Sunday, January 01, 2006

NEWS FROM BRITAIN FOR THE NEW YEAR 2006!

Newgrange is that spectacular passage grave in County Meath an hour or so from Dublin, Ireland. At the solstice the sun rays light up the passage and the chamber. To see this phenomena, there is now a lottery! Sad to tell for 2005, the 30 lucky people who won their right to to attend the sun illuminating the central chamber on the shortest day of the year... were disappointed! Cloud cover!

There are exciting archaeological developments at the sleepy fishing port of Lowestoft, Suffolk, England. The discovery of stone tools near the town (home of the camp rock band "the Darkness") shows that ancient human beings (probably Homo heidelbergensis or Homo antecessor) were living in Britain 200,000 years earlier than previously surmsed. Dating techniques prove that the chipped flints were made about 700,000 years ago. This makes Lowestoft Man/Woman the earliest inhabitants of northern Europe. British climate was much warmer 700,000 years ago than it is today. These early humans would have shared the banks of the river with now extinct or confined to Africa animals: hippopotamuses, bears, lions, rhinos, sabre-toothed cats, giant deer, mammoths and elephants. For details, see the Dec. 15 issue of the journal Nature.

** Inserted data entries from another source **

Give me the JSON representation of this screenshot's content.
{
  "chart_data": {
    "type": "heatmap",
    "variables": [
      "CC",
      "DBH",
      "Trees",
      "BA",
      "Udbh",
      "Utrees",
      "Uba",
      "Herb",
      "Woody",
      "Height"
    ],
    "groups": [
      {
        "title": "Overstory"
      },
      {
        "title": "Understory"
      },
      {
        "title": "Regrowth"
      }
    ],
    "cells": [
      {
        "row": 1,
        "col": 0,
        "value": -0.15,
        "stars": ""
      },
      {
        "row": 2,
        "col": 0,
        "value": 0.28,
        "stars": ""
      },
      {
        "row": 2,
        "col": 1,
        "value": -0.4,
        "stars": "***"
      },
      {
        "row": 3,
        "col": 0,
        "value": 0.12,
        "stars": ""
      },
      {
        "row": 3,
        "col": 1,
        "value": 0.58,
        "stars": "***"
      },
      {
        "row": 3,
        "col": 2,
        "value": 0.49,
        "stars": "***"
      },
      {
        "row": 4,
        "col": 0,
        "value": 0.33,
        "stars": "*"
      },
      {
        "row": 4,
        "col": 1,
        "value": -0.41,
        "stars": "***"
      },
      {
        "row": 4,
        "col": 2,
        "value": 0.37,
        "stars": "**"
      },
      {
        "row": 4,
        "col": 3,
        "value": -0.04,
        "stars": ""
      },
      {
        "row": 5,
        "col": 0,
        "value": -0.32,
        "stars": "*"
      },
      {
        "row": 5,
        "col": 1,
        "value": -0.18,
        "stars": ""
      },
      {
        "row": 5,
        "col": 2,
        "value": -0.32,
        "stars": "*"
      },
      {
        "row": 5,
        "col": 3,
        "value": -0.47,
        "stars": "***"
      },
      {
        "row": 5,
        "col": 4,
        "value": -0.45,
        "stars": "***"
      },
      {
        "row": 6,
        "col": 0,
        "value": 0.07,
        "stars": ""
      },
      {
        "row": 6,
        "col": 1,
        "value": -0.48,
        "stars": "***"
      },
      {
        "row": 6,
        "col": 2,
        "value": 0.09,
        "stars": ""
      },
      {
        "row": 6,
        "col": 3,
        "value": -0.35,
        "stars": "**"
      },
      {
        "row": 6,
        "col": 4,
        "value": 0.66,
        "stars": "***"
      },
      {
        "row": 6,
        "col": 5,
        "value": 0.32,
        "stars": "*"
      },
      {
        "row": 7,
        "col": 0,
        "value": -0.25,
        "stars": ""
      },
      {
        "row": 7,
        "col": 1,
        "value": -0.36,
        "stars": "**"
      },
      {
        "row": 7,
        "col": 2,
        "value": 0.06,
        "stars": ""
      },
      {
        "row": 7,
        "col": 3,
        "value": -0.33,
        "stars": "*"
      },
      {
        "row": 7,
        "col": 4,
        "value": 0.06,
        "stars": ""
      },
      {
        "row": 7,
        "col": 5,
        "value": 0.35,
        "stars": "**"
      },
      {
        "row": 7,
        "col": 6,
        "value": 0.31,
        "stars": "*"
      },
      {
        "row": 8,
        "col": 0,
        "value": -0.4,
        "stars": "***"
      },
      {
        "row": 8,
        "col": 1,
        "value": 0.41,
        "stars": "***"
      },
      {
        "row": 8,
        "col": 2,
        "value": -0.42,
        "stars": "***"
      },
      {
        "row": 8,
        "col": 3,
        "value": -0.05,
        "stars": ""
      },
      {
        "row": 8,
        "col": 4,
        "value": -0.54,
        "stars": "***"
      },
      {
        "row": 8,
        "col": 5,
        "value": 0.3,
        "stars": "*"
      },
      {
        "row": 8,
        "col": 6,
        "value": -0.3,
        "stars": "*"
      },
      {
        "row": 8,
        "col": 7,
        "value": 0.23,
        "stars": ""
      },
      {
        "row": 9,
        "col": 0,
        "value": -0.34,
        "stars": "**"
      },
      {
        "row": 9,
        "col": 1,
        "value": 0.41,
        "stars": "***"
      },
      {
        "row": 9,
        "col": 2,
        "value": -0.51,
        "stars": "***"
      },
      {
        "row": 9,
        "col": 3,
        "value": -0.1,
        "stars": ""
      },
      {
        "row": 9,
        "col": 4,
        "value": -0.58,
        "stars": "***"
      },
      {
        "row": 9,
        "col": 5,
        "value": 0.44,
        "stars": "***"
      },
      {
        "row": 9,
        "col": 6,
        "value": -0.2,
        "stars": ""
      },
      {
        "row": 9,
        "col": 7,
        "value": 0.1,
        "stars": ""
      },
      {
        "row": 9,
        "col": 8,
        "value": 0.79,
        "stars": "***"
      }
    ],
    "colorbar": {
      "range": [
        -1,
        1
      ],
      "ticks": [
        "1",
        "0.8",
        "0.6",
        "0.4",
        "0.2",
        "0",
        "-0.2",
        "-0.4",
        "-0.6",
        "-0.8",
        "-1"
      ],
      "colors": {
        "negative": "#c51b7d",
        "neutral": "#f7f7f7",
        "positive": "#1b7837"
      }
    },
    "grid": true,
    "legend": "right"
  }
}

Ice age art in Britain! Engravings of a deer and other creatures at Creswell Crags in Derbyshire and dated to at least 12,800 years ago have proved to be genuine Ice Age creations and not modern fakes as some had feared. By analyzing the thin film of stalagmite that has formed over the engravings since they were made, archaeologists have shown that the Creswell art is genuine. Alistair Pike of Bristol University and his colleagues reported the evidence in the Journal Of Archaeological Science 32: 1649-1655.